Circula na web nos últimos dias a imagem da gravação do programa Pânico, que contou com a participação da apresentadora Nicole Bahls e gerou polêmica e espanto por boa parte d@s internautas.
A imagem mostra Gerald Thomas, diretor de teatro, tentando enfiar as mãos por dentro do vestido de Nicole durante uma entrevista. O claro desconforto de Nicole, no entanto, não foi suficiente para que se interrompesse a gravação. Esta ausência de reação por partes das pessoas que participavam da gravação reflete aspectos de uma cultura perigosamente comum: a cultura do estupro.
A palavra estupro pode ser considerada forte para alguns, mas a conduta está prevista no Código Penal Brasileiro. De acordo com redação do art. 213 do CPB temos: “Constranger alguém, mediante violência ou grave ameaça, a ter conjunção carnal ou a praticar ou permitir que com ele se pratique outro ato libidinoso”. Pela expressão “ato libidinoso” estão contidos todos os atos de natureza sexual, que não a conjunção carnal, que tenham por finalidade satisfazer a libido do agente.
Quando atos como esses, que infelizmente são comuns, acontecem as primeiras manifestações que são vistas são de que a mulher contribuiu de alguma forma para o ocorrido. No caso de Nicole, e sua posição de “PaniCat”, as alegações são ainda mais cruéis. “Ela estava pedindo” ou “Ela merece” são comentários comuns nas redes sociais quando na verdade se sabe que a culpa pelas agressões nunca é da vítima, mas sim do agressor. O maior exemplo disso foi a justificativa que Gerald Thomas deu para seu ato: “a mulher não é um objeto. Mas não deveria se apresentar como tal”.

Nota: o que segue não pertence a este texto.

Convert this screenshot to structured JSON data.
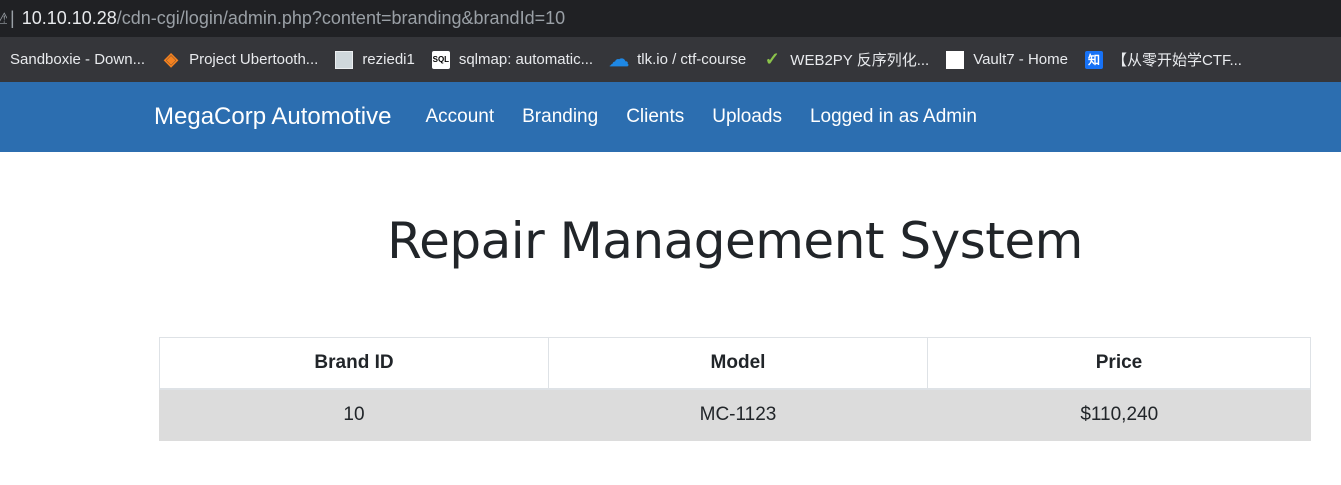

A mídia, que reproduz em muito de seus canais de comunicação a cultura machista que vivenciamos, aborda a situação com naturalidade. A transformação do corpo da mulher como um produto vendável em comerciais e programas de televisão reflete claramente os valores da cultura patriarcal que vivemos, em que o corpo, a mente e as decisões das mulheres são objetos de controle frequentes. A propagação dessa cultura dá sustentação aos argumentos absurdos de que a violência deve ter sido provocada pela vítima. Infelizmente, esta inversão de culpa acaba por transformar homens em seres irracionais preparados para o ataque e mulheres em seres submissos, tendo que esconder suas expressões, seja na vestimenta, seja nos seus atos, para que não sejam considerados um convite ao estupro.
Em um estudo realizado com universitários americanos e publicados no livro Body Wars, Margo Paine expõe que 30% dos entrevistados responderam que estuprariam caso não houvesse consequências legais; 8% revelaram já ter estuprado ou tentado estuprar, e 83% concordaram com a expressão “algumas mulheres estão pedindo para ser estupradas”.

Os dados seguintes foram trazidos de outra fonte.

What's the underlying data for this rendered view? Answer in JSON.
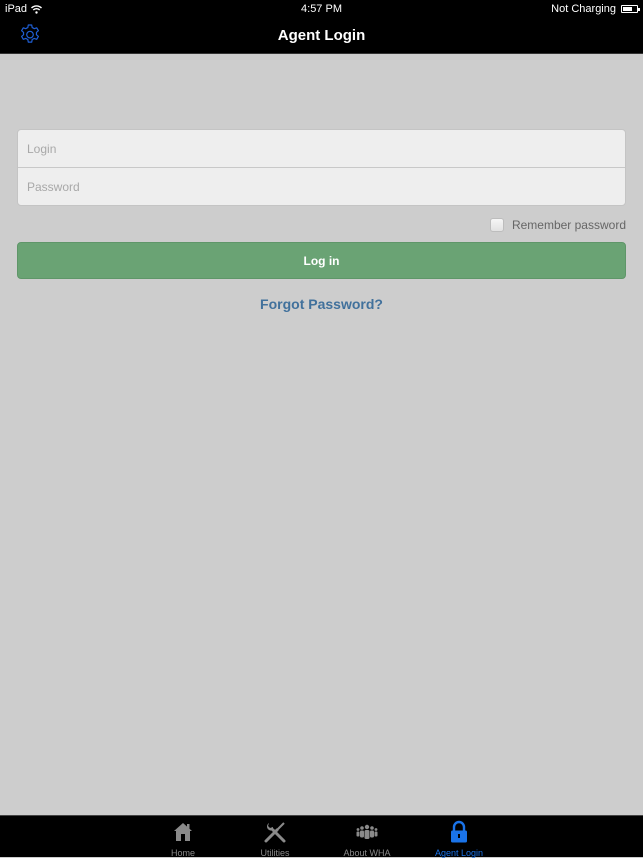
{
  "statusbar": {
    "device": "iPad",
    "time": "4:57 PM",
    "battery_status": "Not Charging",
    "icons": {
      "wifi": "wifi-icon",
      "battery": "battery-icon"
    }
  },
  "navbar": {
    "title": "Agent Login",
    "left_icon": "gear-icon"
  },
  "form": {
    "login": {
      "placeholder": "Login",
      "value": ""
    },
    "password": {
      "placeholder": "Password",
      "value": ""
    },
    "remember_label": "Remember password",
    "remember_checked": false,
    "login_button": "Log in",
    "forgot_link": "Forgot Password?"
  },
  "colors": {
    "accent": "#1a73e8",
    "login_button": "#6aa374",
    "link": "#41719c",
    "background": "#cdcdcd"
  },
  "tabbar": {
    "items": [
      {
        "label": "Home",
        "icon": "home-icon",
        "active": false
      },
      {
        "label": "Utilities",
        "icon": "tools-icon",
        "active": false
      },
      {
        "label": "About WHA",
        "icon": "people-icon",
        "active": false
      },
      {
        "label": "Agent Login",
        "icon": "lock-icon",
        "active": true
      }
    ]
  }
}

Dados como esse revelam que essa naturalização que ensina os homens atacar também gera consequências sérias nas vidas das mulheres. A naturalização do assédio que as mulheres sofrem faz com que muitas restrinjam suas liberdades em prol de uma falsa sensação de segurança. E a restrição aparece em orientações como não sair de casa a noite, não vestir determinados tipos de roupa, não andar sozinha por determinadas localidades.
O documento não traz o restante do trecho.